International investors play a role, too.

One important question to ask about after-hours trading in crypto is “Whose after hours?” Crypto’s global customer base means time zones affect what happens where and when. Back in 2017, Bitcoin trading was higher during the operating hours of Asian banks, because South Korean investors were responsible for the highest volume of trading. Lately, it appears to have switched to the operating hours of the NYSE, reflecting increased interest and investing by American consumers. But that can all change depending on the coin—and it can change in an instant.

Another time-zone effect to consider is that not all news affects all investors equally. Financial reporting in a Hong Kong newspaper may, for example, exert the most effects on cryptocurrencies during Asian market hours, whereas an English-language tweet by Elon Musk could swing crypto prices during U.S. opening hours. News that a London-based bank is investing in Bitcoin futures might hit the market right at 9 a.m. GMT. It pays to pay attention to what time it is in whatever country you’ve decided to get your investing information from.

After-hours trading might be getting even stranger.

Now that deeper-pocketed U.S. investors, such as hedge funds, are beginning to take part in crypto, strange phenomena have started taking place during off hours. A January 2021 article in Reuters reported that trading volumes have recently begun trending up on weekends rather than down. The authors theorized that one cause is the use of algorithms to chop large purchase orders into chunks executed over longer periods of time. A company that wants to buy $425 million worth of Bitcoin, for example, could break that order into smaller bits and run the full trade over days or weeks. Constructing a transaction this way can hide the overall size of the order and prevent it from swinging prices unfavorably, but if the smaller chunks bleed over into the weekend or after hours, they can still cause wild price fluctuations, because the amount of money in circulation is lower than usual at those times.

You probably shouldn’t skip sleep to take advantage of crypto markets.
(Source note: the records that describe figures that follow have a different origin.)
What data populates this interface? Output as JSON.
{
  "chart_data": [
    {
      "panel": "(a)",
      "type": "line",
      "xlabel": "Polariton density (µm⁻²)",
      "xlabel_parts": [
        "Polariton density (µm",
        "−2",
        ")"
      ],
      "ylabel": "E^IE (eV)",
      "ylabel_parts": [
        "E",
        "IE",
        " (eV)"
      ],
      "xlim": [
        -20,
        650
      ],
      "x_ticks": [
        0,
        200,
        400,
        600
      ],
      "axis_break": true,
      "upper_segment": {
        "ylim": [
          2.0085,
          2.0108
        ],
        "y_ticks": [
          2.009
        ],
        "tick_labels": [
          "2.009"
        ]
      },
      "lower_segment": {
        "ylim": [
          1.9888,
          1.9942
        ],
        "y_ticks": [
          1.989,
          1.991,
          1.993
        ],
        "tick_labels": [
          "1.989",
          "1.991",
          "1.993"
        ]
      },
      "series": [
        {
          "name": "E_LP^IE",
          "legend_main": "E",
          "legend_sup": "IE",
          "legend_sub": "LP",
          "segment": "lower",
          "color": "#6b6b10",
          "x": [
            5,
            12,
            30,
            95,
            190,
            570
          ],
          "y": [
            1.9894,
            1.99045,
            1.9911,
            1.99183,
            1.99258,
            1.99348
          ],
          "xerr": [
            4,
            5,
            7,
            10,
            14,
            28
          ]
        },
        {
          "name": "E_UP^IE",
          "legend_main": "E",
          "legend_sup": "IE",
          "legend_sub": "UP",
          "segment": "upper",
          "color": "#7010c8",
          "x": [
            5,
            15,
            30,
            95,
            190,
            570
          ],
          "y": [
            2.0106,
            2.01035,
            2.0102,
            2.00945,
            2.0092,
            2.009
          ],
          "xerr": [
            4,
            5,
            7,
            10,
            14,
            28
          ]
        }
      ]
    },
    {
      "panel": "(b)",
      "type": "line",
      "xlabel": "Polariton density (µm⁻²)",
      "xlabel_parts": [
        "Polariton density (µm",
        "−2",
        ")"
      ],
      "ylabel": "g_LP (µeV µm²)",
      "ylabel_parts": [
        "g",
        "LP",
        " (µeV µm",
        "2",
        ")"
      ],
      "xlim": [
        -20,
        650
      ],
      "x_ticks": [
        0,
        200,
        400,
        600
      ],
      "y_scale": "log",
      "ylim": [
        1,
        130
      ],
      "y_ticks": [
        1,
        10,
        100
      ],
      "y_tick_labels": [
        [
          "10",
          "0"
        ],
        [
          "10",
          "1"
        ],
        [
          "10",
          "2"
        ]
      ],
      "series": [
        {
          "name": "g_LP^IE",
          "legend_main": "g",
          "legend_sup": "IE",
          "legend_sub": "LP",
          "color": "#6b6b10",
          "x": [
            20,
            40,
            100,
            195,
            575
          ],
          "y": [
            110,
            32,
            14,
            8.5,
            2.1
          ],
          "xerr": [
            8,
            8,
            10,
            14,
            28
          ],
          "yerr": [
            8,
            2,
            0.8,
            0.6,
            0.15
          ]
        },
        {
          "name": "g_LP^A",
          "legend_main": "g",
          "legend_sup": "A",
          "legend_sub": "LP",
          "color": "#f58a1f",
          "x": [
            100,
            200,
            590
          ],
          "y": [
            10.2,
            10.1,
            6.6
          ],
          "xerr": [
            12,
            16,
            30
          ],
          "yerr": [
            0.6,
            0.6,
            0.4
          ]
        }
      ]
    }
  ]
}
That Reuters article found another crypto insomniac, a guy who traded coins in between bites of Christmas dinner. Clearly it’s becoming common for investors to keep an eye on off-hours markets to take advantage of their wild swings. If you can time it right—and are willing to give up the sleep—it can be a great way to make some money. But we see crypto as more of a long-term investment than a day-trading adventure. You can still make money, sometimes quite a bit, without completely upending your life.